Amongst her financial affairs we found that she was contributing to 43 different charities because she had become incapable of saying “No” to the many cold calls that she received. These “pledges” were then followed by formal invoices sent in the mail.

Unfortunately, in my aunt’s diminishing capabilities, she would just pile up the unopened correspondence on her dining room table.

One day my elder brother and I were sorting out this mess when I opened one such letter from one of the better known childrens charities to discover it contained a demand stating that if she didn’t respond and pay immediately the “outstanding pledge” would be referred to the charity’s debt collector.

On another topic Phil told us of his penchant of visiting second hand bookshops and picking up bargains. I have that bad habit also, particularly charity OP Shops, where I used to pick up cheap military history books.

Unfortunately, these have disappeared from the shelves as they now have knowledgeable people sorting attractive books out of their donated stocks and putting them on Ebay to maximise the income from their recognised value to people like me.
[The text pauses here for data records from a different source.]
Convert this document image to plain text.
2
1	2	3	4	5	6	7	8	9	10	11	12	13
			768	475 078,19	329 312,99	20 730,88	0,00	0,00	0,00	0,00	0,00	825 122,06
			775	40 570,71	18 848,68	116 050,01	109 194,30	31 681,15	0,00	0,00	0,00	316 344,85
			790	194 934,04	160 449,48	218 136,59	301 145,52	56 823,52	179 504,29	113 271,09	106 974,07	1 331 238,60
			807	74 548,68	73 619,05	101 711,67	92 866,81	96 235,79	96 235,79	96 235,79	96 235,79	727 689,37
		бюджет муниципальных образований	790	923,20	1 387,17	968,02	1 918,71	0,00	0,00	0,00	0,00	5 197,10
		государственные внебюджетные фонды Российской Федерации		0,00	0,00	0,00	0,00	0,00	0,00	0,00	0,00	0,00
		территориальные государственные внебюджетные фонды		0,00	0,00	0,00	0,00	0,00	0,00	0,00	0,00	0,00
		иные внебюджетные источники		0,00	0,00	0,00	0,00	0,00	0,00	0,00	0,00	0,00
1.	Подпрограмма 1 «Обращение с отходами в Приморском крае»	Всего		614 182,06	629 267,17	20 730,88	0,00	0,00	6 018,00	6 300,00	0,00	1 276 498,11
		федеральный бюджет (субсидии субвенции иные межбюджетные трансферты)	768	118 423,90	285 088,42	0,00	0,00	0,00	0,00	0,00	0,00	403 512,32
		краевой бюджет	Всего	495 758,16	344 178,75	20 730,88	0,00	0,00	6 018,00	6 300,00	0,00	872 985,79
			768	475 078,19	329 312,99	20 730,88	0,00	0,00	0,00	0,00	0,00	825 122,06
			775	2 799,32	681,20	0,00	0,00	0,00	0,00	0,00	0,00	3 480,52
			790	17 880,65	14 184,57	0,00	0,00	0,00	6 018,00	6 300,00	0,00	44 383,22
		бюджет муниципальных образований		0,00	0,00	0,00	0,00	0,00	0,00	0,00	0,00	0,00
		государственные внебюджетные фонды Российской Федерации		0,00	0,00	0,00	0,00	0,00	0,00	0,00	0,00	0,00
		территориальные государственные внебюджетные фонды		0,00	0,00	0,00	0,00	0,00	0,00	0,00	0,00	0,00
Now that I’m retired I have a standard response to the many telephone calls and door knocks that I receive. “I’m sorry but I’m now retired and a pensioner and my income is limited. Would you please take me off your list?” I still get the requests.

Garry Roche

Phil, I agree that nowadays, as you put it, “even charity is suspect”. Remember the old saying “Rather than giving a fish to a poor person it is better to teach them how to fish.” Encouraging the skill of writing and facilitating and provoking writing may in the long run have a more lasting effect than financial contributions on their own.

Bernard Corden

ABC and SBS television has degenerated into a formulaic propaganda machine and is no better than commercial television.

Risk has moved from a collectivist to individualist paradigm throughout most western cultures. This commitment to methodological individualism increasingly objectifies risk and disregards many of its cultural, metaphysical or social psychological aspects.

Moreover, extirpating a language has a profound impact on cultural change and during any coup d’état control of media outlets remains a priority. The rapid expanse of communications technopoly with antisocial media platforms such as Twitter and Facebook is incalculably narcissistic with sinister totalitarian objectives. It merely expedites the process of surrendering culture to technology.

"How beauteous mankind is! O brave new world that has such people in’t" - Shakespeare: The Tempest.